Tant en 1936 qu’en 1944 les dirigeants de la SFIO et du PCF ont pu mettre en place une politique qui a été un barrage au déferlement de la révolution prolétarienne. Ils ont pu le faire en l’absence d’un parti authentiquement communiste révolutionnaire qui aurait pu aider les plus larges masses à se saisir du pouvoir politique et économique. C’est la leçon de l’Histoire : dans les moments décisifs ceux qui sont les mieux organisés et les plus déterminés l’emportent. Le prolétariat peut faire beaucoup « spontanément », mais seule l’existence d’un parti marxiste révolutionnaire peut l’aider au moment crucial de la prise du pouvoir.
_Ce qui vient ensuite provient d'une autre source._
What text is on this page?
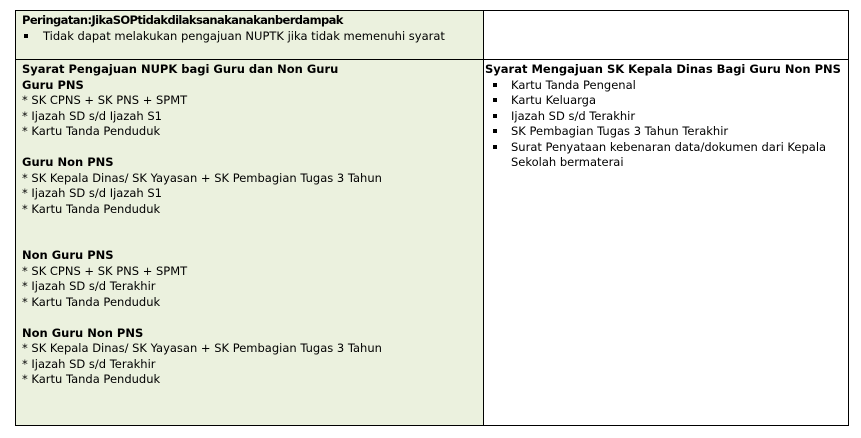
Peringatan:JikaSOPtidakdilaksanakanakanberdampak
Tidak dapat melakukan pengajuan NUPTK jika tidak memenuhi syarat
Syarat Pengajuan NUPK bagi Guru dan Non Guru
Guru PNS
* SK CPNS + SK PNS + SPMT
* Ijazah SD s/d Ijazah S1
* Kartu Tanda Penduduk
Guru Non PNS
* SK Kepala Dinas/ SK Yayasan + SK Pembagian Tugas 3 Tahun
* Ijazah SD s/d Ijazah S1
* Kartu Tanda Penduduk
Non Guru PNS
* SK CPNS + SK PNS + SPMT
* Ijazah SD s/d Terakhir
* Kartu Tanda Penduduk
Non Guru Non PNS
* SK Kepala Dinas/ SK Yayasan + SK Pembagian Tugas 3 Tahun
* Ijazah SD s/d Terakhir
* Kartu Tanda Penduduk
Syarat Mengajuan SK Kepala Dinas Bagi Guru Non PNS
Kartu Tanda Pengenal
Kartu Keluarga
Ijazah SD s/d Terakhir
SK Pembagian Tugas 3 Tahun Terakhir
Surat Penyataan kebenaran data/dokumen dari Kepala Sekolah bermaterai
C’est ce parti, cette internationale avec des sections dans chaque pays que nous nous fixons, nous, UIT-QI et MCI, comme tâche de construire. Pour l’unité des prolétaires pour la révolution socialiste.
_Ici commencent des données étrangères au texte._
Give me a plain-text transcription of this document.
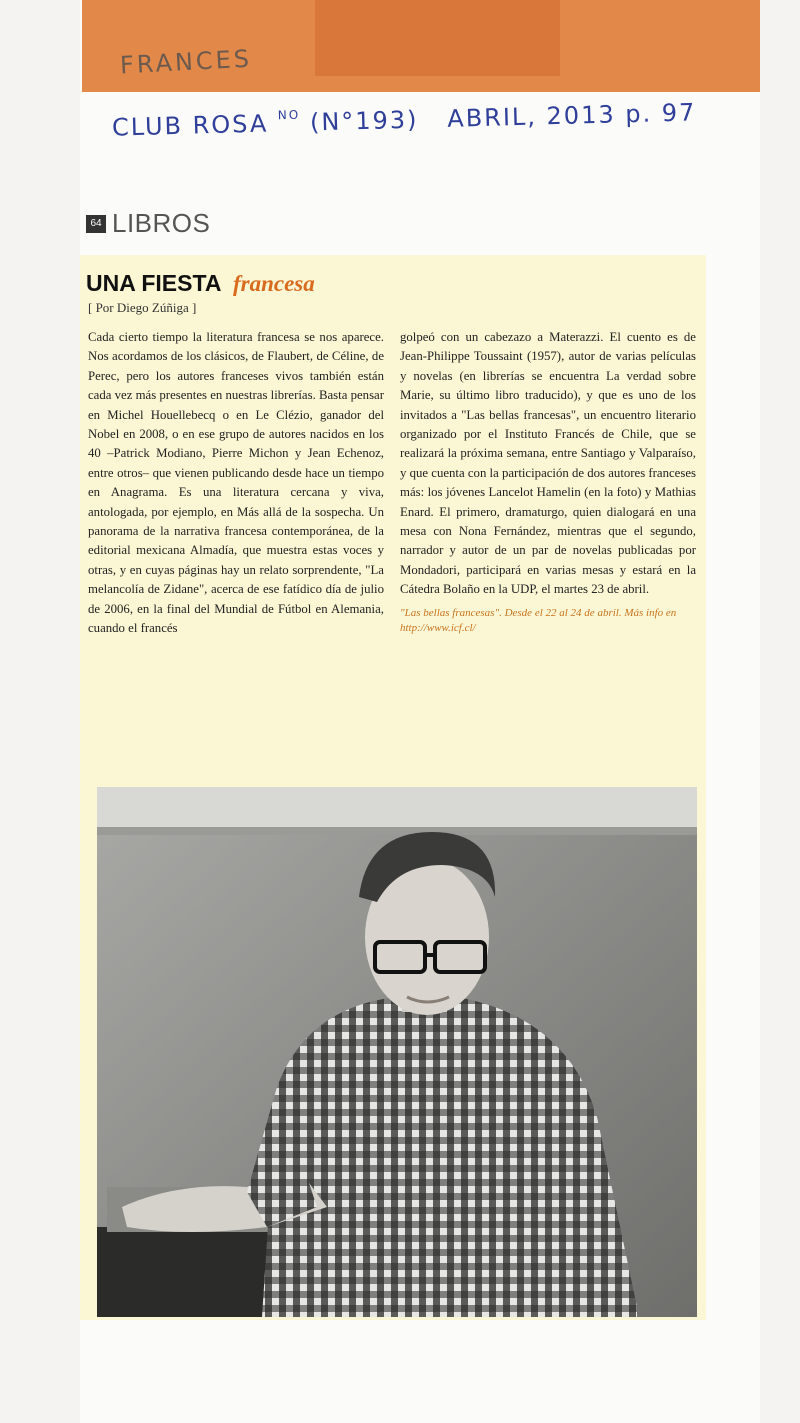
FRANCES
CLUB ROSA $^{NO}$ (N°193) ABRIL, 2013 p. 97
64 LIBROS
UNA FIESTA francesa
[ Por Diego Zúñiga ]

Cada cierto tiempo la literatura francesa se nos aparece. Nos acordamos de los clásicos, de Flaubert, de Céline, de Perec, pero los autores franceses vivos también están cada vez más presentes en nuestras librerías. Basta pensar en Michel Houellebecq o en Le Clézio, ganador del Nobel en 2008, o en ese grupo de autores nacidos en los 40 –Patrick Modiano, Pierre Michon y Jean Echenoz, entre otros– que vienen publicando desde hace un tiempo en Anagrama. Es una literatura cercana y viva, antologada, por ejemplo, en Más allá de la sospecha. Un panorama de la narrativa francesa contemporánea, de la editorial mexicana Almadía, que muestra estas voces y otras, y en cuyas páginas hay un relato sorprendente, "La melancolía de Zidane", acerca de ese fatídico día de julio de 2006, en la final del Mundial de Fútbol en Alemania, cuando el francés

golpeó con un cabezazo a Materazzi. El cuento es de Jean-Philippe Toussaint (1957), autor de varias películas y novelas (en librerías se encuentra La verdad sobre Marie, su último libro traducido), y que es uno de los invitados a "Las bellas francesas", un encuentro literario organizado por el Instituto Francés de Chile, que se realizará la próxima semana, entre Santiago y Valparaíso, y que cuenta con la participación de dos autores franceses más: los jóvenes Lancelot Hamelin (en la foto) y Mathias Enard. El primero, dramaturgo, quien dialogará en una mesa con Nona Fernández, mientras que el segundo, narrador y autor de un par de novelas publicadas por Mondadori, participará en varias mesas y estará en la Cátedra Bolaño en la UDP, el martes 23 de abril.

"Las bellas francesas". Desde el 22 al 24 de abril. Más info en http://www.icf.cl/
« La IVe Internationale jouit dès maintenant de la haine méritée des staliniens, des sociaux-démocrates, des libéraux bourgeois et des fascistes. Elle n’a ni ne peut avoir place dans aucun des Fronts populaires. Elle s’oppose irréductiblement à tous les groupements politiques liés à la bourgeoisie. Sa tâche, c’est de renverser la domination du capital. Son but, c’est le socialisme. Sa méthode, c’est la révolution prolétarienne. » (Programme de Transition).

Toutefois, pour en revenir à la dernière scission du PS, une question se pose : ce parti a cessé d’être un parti ouvrier, quid de ses avatars qui ont si longtemps refusé de se séparer de ce parti bourgeois et qui ont même par le passé réaffirmé l’exigence de l’économie sociale de marché, c’est-à-dire l’utopie criminelle du capitalisme « social », « domestiqué » ?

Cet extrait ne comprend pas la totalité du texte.